Posts Tagged ‘disaster planning’

Is Your Small Business at Risk of a Cyber Security Breach in 2015?

Wednesday, January 21st, 2015

Cyber security is a hot topic these days, and for a good reason. For years, customers provided personal and credit card data, with the assumption businesses would protect their information at all costs.

With data breach after data breach in 2014 and extensive coverage in the media, trust is at an all-time low. To an outsider, it may appear only large Fortune 500 businesses were affected, they typically receive a bulk of the media attention. However, according multiple studies, 50 – 70% of data breaches target small businesses. Certain small businesses are more likely to be affected than others, find out below if your business is at risk of a data breach.

1. You have Fortune 100 or 500 Clients

Target, one of the most well-known and widely covered data breaches, started with a medium sized business, Fazio Mechanical Services. A single contractor at the HVAC company was given access to temperatures at various stores, yet his username and password was also a path to Target’s central network. Once in, hackers installed malware, enabling them to steal the credit card numbers and personal information of 40 million consumers.

Many other recent attacks on retailers and big brands have played out with a small business being the first point of entry. If as a small business, you have access to much larger clients, you could be at risk of a data breach. Start by safeguarding your biggest clients first, test your existing security measures and look for vulnerabilities regularly.

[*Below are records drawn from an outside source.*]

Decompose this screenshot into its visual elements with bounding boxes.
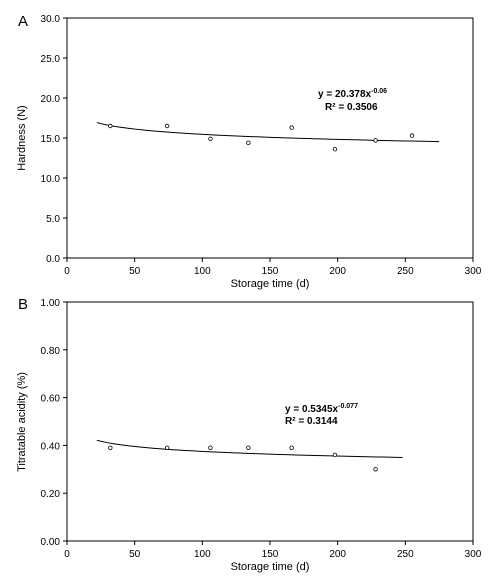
y-tick-label: 10.0 xyxy=(41,174,61,185)
x-tick-label: 50 xyxy=(129,549,141,560)
x-tick-label: 200 xyxy=(329,549,346,560)
y-tick-label: 15.0 xyxy=(41,134,61,145)
x-tick-label: 250 xyxy=(397,266,414,277)
data-point xyxy=(246,140,251,145)
panel-a-equation-exponent: -0.06 xyxy=(371,88,387,95)
panel-b-r-squared: R² = 0.3144 xyxy=(285,416,338,427)
data-point xyxy=(332,146,338,152)
data-point xyxy=(164,123,170,129)
x-tick-label: 300 xyxy=(465,549,482,560)
x-tick-label: 150 xyxy=(262,266,279,277)
x-tick-label: 100 xyxy=(194,549,211,560)
data-point xyxy=(208,136,213,141)
panel-b-y-ticks: 0.00 0.20 0.40 0.60 0.80 1.00 xyxy=(41,298,67,548)
panel-a-label: A xyxy=(18,13,28,30)
panel-a-equation-base: y = 20.378x xyxy=(318,89,372,100)
panel-a-x-axis-label: Storage time (d) xyxy=(231,278,310,290)
y-tick-label: 0.20 xyxy=(41,489,61,500)
y-tick-label: 0.40 xyxy=(41,441,61,452)
data-point xyxy=(246,445,251,450)
panel-a-equation: y = 20.378x-0.06 xyxy=(318,88,387,100)
data-point xyxy=(108,445,113,450)
data-point xyxy=(332,452,338,458)
panel-a-r-squared: R² = 0.3506 xyxy=(325,102,378,113)
data-point xyxy=(164,445,170,450)
data-point xyxy=(208,445,213,450)
panel-b-label: B xyxy=(18,296,28,313)
y-tick-label: 1.00 xyxy=(41,298,61,309)
panel-b-x-ticks: 0 50 100 150 200 250 300 xyxy=(64,541,482,560)
x-tick-label: 50 xyxy=(129,266,141,277)
panel-a-y-ticks: 0.0 5.0 10.0 15.0 20.0 25.0 30.0 xyxy=(41,14,67,265)
x-tick-label: 250 xyxy=(397,549,414,560)
panel-a-trendline xyxy=(96,122,440,143)
y-tick-label: 5.0 xyxy=(46,214,60,225)
y-tick-label: 25.0 xyxy=(41,54,61,65)
panel-b-points xyxy=(108,445,378,472)
x-tick-label: 150 xyxy=(262,549,279,560)
panel-b-plot-area xyxy=(66,301,474,542)
x-tick-label: 300 xyxy=(465,266,482,277)
data-point xyxy=(373,467,378,472)
y-tick-label: 0.80 xyxy=(41,346,61,357)
y-tick-label: 20.0 xyxy=(41,94,61,105)
data-point xyxy=(373,138,378,143)
panel-b-equation: y = 0.5345x-0.077 xyxy=(285,403,358,415)
panel-b-y-axis-label: Titratable acidity (%) xyxy=(16,372,28,472)
panel-a-x-ticks: 0 50 100 150 200 250 300 xyxy=(64,258,482,277)
y-tick-label: 0.60 xyxy=(41,394,61,405)
x-tick-label: 0 xyxy=(64,549,70,560)
panel-b-equation-base: y = 0.5345x xyxy=(285,404,339,415)
x-tick-label: 0 xyxy=(64,266,70,277)
x-tick-label: 100 xyxy=(194,266,211,277)
panel-a: A 0.0 5.0 10.0 15.0 20.0 25.0 30.0 0 50 100 150 20… xyxy=(16,13,482,290)
y-tick-label: 0.00 xyxy=(41,537,61,548)
y-tick-label: 0.0 xyxy=(46,254,60,265)
panel-b: B 0.00 0.20 0.40 0.60 0.80 1.00 0 50 100 150 200 2… xyxy=(16,296,482,573)
data-point xyxy=(289,125,294,130)
data-point xyxy=(108,123,113,129)
y-tick-label: 30.0 xyxy=(41,14,61,25)
data-point xyxy=(409,133,415,138)
panel-b-trendline xyxy=(96,439,403,458)
data-point xyxy=(289,445,294,450)
panel-b-x-axis-label: Storage time (d) xyxy=(231,561,310,573)
panel-a-points xyxy=(108,123,415,152)
panel-b-equation-exponent: -0.077 xyxy=(338,403,358,410)
panel-a-plot-area xyxy=(66,17,474,259)
x-tick-label: 200 xyxy=(329,266,346,277)
panel-a-y-axis-label: Hardness (N) xyxy=(16,105,28,170)
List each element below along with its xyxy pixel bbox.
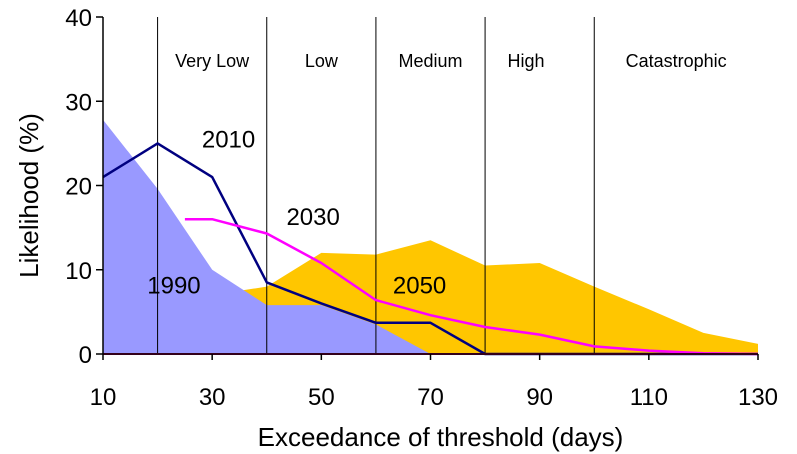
line-series-2030	[184, 217, 759, 356]
series-areas	[103, 119, 758, 354]
x-tick-label: 10	[90, 384, 117, 411]
y-axis-title: Likelihood (%)	[14, 113, 44, 278]
y-tick-label: 40	[65, 5, 92, 32]
band-label: Catastrophic	[626, 51, 727, 71]
x-tick-label: 110	[630, 384, 668, 411]
x-tick-label: 90	[526, 384, 553, 411]
band-label: Medium	[398, 51, 462, 71]
x-tick-label: 130	[738, 384, 778, 411]
y-tick-label: 20	[65, 174, 92, 201]
y-tick-label: 30	[65, 89, 92, 116]
x-tick-label: 50	[308, 384, 335, 411]
x-tick-label: 30	[199, 384, 226, 411]
band-label: Low	[305, 51, 339, 71]
y-ticks: 0 10 20 30 40	[65, 5, 103, 369]
series-label-2050: 2050	[393, 272, 446, 299]
y-tick-label: 0	[79, 342, 92, 369]
x-axis-title: Exceedance of threshold (days)	[258, 422, 624, 452]
band-labels: Very Low Low Medium High Catastrophic	[175, 51, 727, 71]
series-annotations: 1990 2010 2030 2050	[147, 127, 446, 300]
band-label: High	[508, 51, 545, 71]
series-label-2010: 2010	[202, 127, 255, 154]
y-tick-label: 10	[65, 258, 92, 285]
area-series-1990	[103, 119, 431, 354]
x-tick-label: 70	[417, 384, 444, 411]
band-label: Very Low	[175, 51, 250, 71]
x-ticks: 10 30 50 70 90 110 130	[90, 354, 778, 411]
band-dividers	[157, 17, 595, 354]
series-label-1990: 1990	[147, 272, 200, 299]
series-label-2030: 2030	[286, 204, 339, 231]
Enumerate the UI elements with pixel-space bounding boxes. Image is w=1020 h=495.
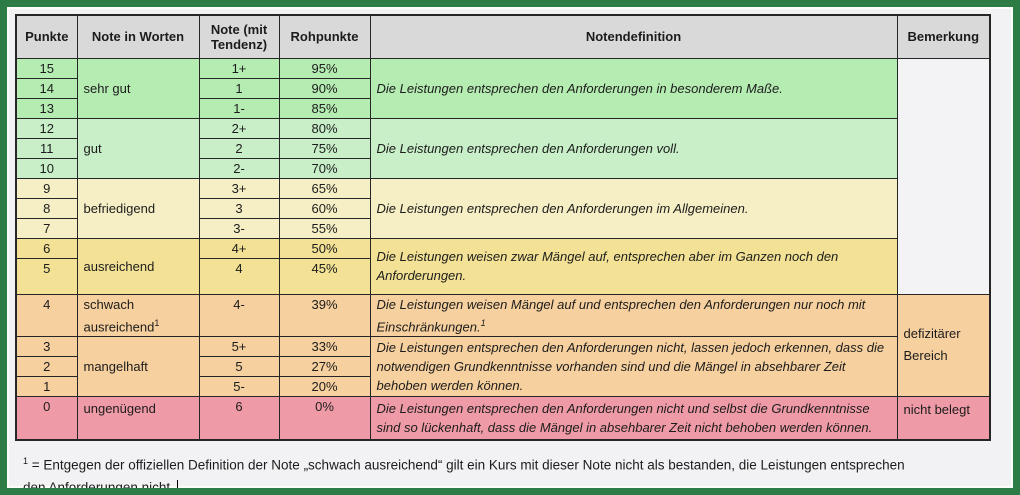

2. You have access to Credit Card Data or Personal Information

The first example above, demonstrates that you don’t need credit card data or personal information for a data breach. Only access to larger fish is needed. But, having direct access to this information puts your business at greater risk. 96% of all data breaches target payment card data. Most cyber-attacks aren’t related to ego, but involve monetary transactions. Credit card and personal data is easily sold in black markets and provides an incentive for cyber criminals to target your small business

3. Your Business is part of a Growing Industry

If a cyber-criminal were to hack Google, it would likely involve infiltrating the hundreds of startups and companies Google acquires each year. If your company is in a growing industry, cyber criminals are more attracted to your business due to the possibility of being acquired or merged with a larger organization. Small and medium sized businesses operating in the healthcare, manufacturing and technology industries are at the highest risk.

In addition, these growing industries are often faced with inexperience in properly safeguarding customer data. The healthcare industry is estimated to be one of the largest sources of cyber-attacks in 2015, simply because many healthcare organizations have added a wealth of personal consumer data in recent years. Cyber-criminals are savvy and realize these industries are likely to be easy targets

4. Your IT Department or Employees Ignore Basic Security Measures

Compared to large corporations, security at small businesses is lax. Many of your employees likely enjoy working for you, avoiding the bureaucratic policies, employee handbooks and rule sheets that plague much larger organizations.

However, minimal security measures can’t be ignored. Research and multiple studies suggest small businesses aren’t just under-prepared for data breaches, they haven’t even begun.

  • 87% do not have a formal written security policy
  • 59% do not have a security incident response plan for a data breach
  • 50% of users still use poor passwords
  • 83% do not have a system to require employees to periodically change passwords


The statistics are sobering. Adopt basic security measures such as firewalls, anti-virus software and employee password programs. Put in place a disaster recovery plan and involve your IT department and outside experts. Determine your risk and liability for a data breach. Estimating the potential financial loss will help sell the importance of preparations that can start now, before the unexpected cyber-attack happens.